DataRedactor.add_pattern, remove_pattern, and clear_custom_patterns! mutate a shared dynamic array and are not thread-safe. Register custom patterns once at boot — before spawning worker threads or forking — and they will be visible (read-only) to every subsequent redact/scan call.

This project follows Semantic Versioning 2.0.0. Until 1.0.0, minor versions may introduce breaking changes; from 1.0.0 onward, breaking changes will only land in major versions.
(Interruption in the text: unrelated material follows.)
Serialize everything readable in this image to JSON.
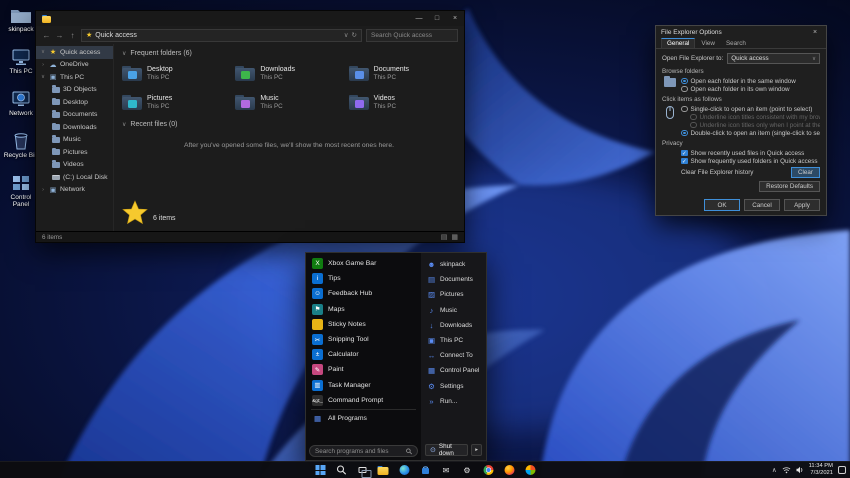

See CHANGELOG.md for the release history.

Released under the MIT License.

• Pattern ordering matters — patterns run sequentially. An early broad pattern (e.g. the 9-digit passport) may consume digits that a later pattern (e.g. credit card) depends on. Boundary wrapping mitigates this for pure-digit patterns.
• AWS Secret Key (pattern 1) — 40 consecutive base64 characters is a broad match. It can produce false positives in base64-encoded content such as embedded images or binary blobs.
• Duplicate digit patterns — several national ID formats share the same digit-length (11 digits: PESEL, Norwegian Fødselsnummer, Belgian National Number). They are kept as separate slots for clarity but the practical effect is that any 11-digit boundary-delimited number will be redacted.